Queer Carribean Fruit

Sadler’s Wells  Theatre, Wikimedia Commons , Tarquin Binary,  CC-BY-SA-2.5

By Mike McDaniel

Everyone knows the queer are stunning and brave…and morally and intellectually superior…and a higher plane of existence…and…and… and they’re afraid of people eating fruit, which doesn’t seem all that brave or stunning: 

Theatregoers for an upcoming London show have been given a trigger warning over the sound of people eating on stage.

Graphic: X Screenshot

Sadler’s Wells has warned ticket holders for the two performances of Out at Lilian Baylis Studio in Finsbury later this month may find the noise “uncomfortable”.

Out is advertised as a musical duet, which “defiantly challenges homophobia and transphobia” and aims to “reimagine, reclaim and celebrate aspects of Caribbean culture from a queer perspective”.

Customers wishing to purchase the £17 tickets are also told that as the production involves oranges it may not be suitable for those with citrus allergies.

“The performance contains sounds of people eating so those with misophonia might find some parts uncomfortable.”

Just what is “queer” these days?  Dictionary.com tells us:  

Graphic: Dictionary.com Screenshot

So, pretty much anyone identifying as anything other than a Normal American.
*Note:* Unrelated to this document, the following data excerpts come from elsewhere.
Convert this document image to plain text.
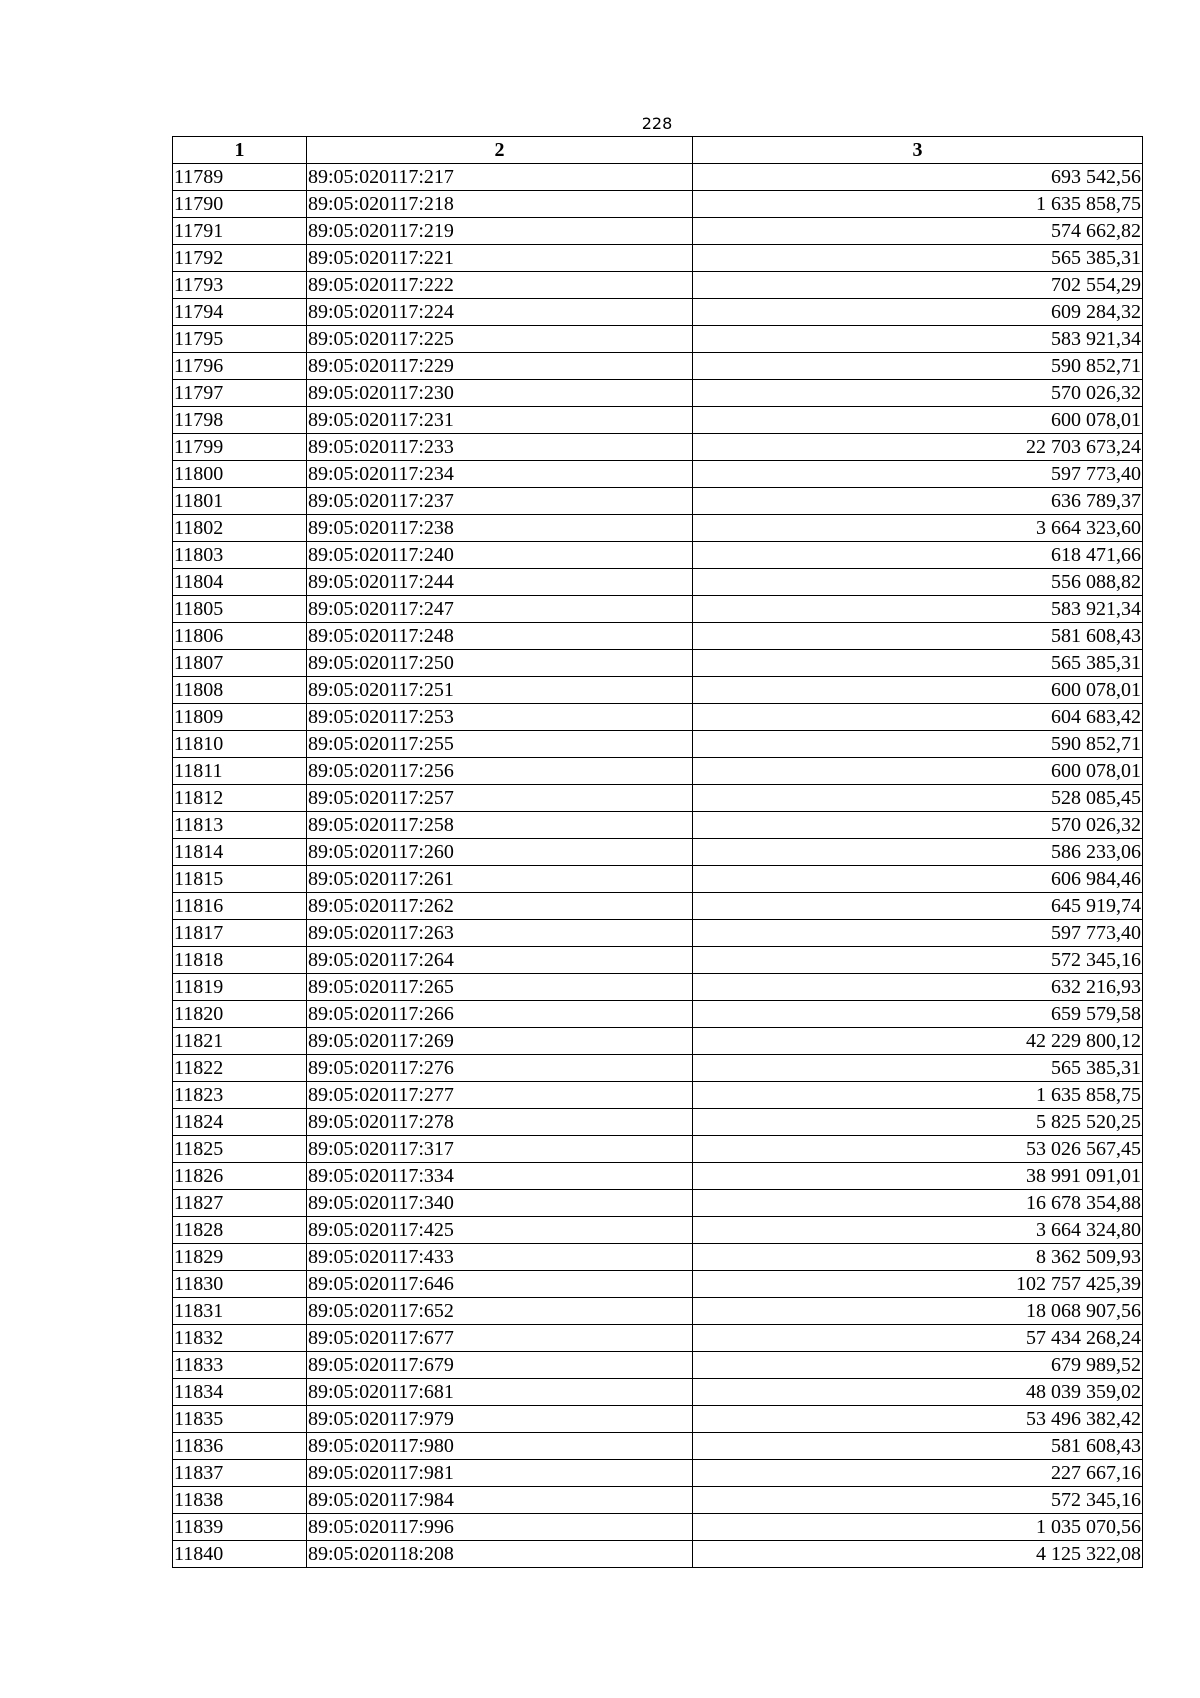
228
1	2	3
11789	89:05:020117:217	693 542,56
11790	89:05:020117:218	1 635 858,75
11791	89:05:020117:219	574 662,82
11792	89:05:020117:221	565 385,31
11793	89:05:020117:222	702 554,29
11794	89:05:020117:224	609 284,32
11795	89:05:020117:225	583 921,34
11796	89:05:020117:229	590 852,71
11797	89:05:020117:230	570 026,32
11798	89:05:020117:231	600 078,01
11799	89:05:020117:233	22 703 673,24
11800	89:05:020117:234	597 773,40
11801	89:05:020117:237	636 789,37
11802	89:05:020117:238	3 664 323,60
11803	89:05:020117:240	618 471,66
11804	89:05:020117:244	556 088,82
11805	89:05:020117:247	583 921,34
11806	89:05:020117:248	581 608,43
11807	89:05:020117:250	565 385,31
11808	89:05:020117:251	600 078,01
11809	89:05:020117:253	604 683,42
11810	89:05:020117:255	590 852,71
11811	89:05:020117:256	600 078,01
11812	89:05:020117:257	528 085,45
11813	89:05:020117:258	570 026,32
11814	89:05:020117:260	586 233,06
11815	89:05:020117:261	606 984,46
11816	89:05:020117:262	645 919,74
11817	89:05:020117:263	597 773,40
11818	89:05:020117:264	572 345,16
11819	89:05:020117:265	632 216,93
11820	89:05:020117:266	659 579,58
11821	89:05:020117:269	42 229 800,12
11822	89:05:020117:276	565 385,31
11823	89:05:020117:277	1 635 858,75
11824	89:05:020117:278	5 825 520,25
11825	89:05:020117:317	53 026 567,45
11826	89:05:020117:334	38 991 091,01
11827	89:05:020117:340	16 678 354,88
11828	89:05:020117:425	3 664 324,80
11829	89:05:020117:433	8 362 509,93
11830	89:05:020117:646	102 757 425,39
11831	89:05:020117:652	18 068 907,56
11832	89:05:020117:677	57 434 268,24
11833	89:05:020117:679	679 989,52
11834	89:05:020117:681	48 039 359,02
11835	89:05:020117:979	53 496 382,42
11836	89:05:020117:980	581 608,43
11837	89:05:020117:981	227 667,16
11838	89:05:020117:984	572 345,16
11839	89:05:020117:996	1 035 070,56
11840	89:05:020118:208	4 125 322,08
And what, pray tell, might “misophonia” be?  Dictionary.com, again, helps out: 

Graphic: Dictionary.com Screenshot

Hmmm.  Queer and prone to “impulsive aggression. Stunning and brave to be sure, and apparently all this has to do with “reimagining, reclaiming and celebrating aspects of Caribbean culture from a queer perspective?”  So, fruity violence then, provoked by the sound of eating oranges?

Crazy? Of course, but we live in a time when merely tolerating the antics of the 
queer” is insufficient. “Silence is violence” we are told at ear-splitting volume levels. It is not enough to live and let live. The queer, driven to violence by the sound of orange consumption, must be affirmed and praised. Their moral and intellectual superiority must be acknowledged and worshipped, and appropriate trigger warnings must be provided, not just for normal misophonia victim but for queer misophonia sufferers, who presumably would be the patrons of a queer Caribbean play, or whatever such things are now called.

Odd that. I was unaware of the essentially queer nature of the Caribbean, though I was aware that region produced a great deal of fruit. But far be it from me to get in the way of any effort, theatrical or otherwise, to “reimagine, reclaim and celebrate aspects of Caribbean culture from a queer perspective.” Who knew such was necessary?

And what might those “aspects” be? Will they celebrate queer misophonia, or seek to stamp out eating fruit in the Caribbean, the better to protect queer misophoniacs?

In any case, this is obviously yet another thing about which I must inevitably be silently violent as I cruelly and ruthlessly practice white fruit eating privilege. I think I’ll have an orange.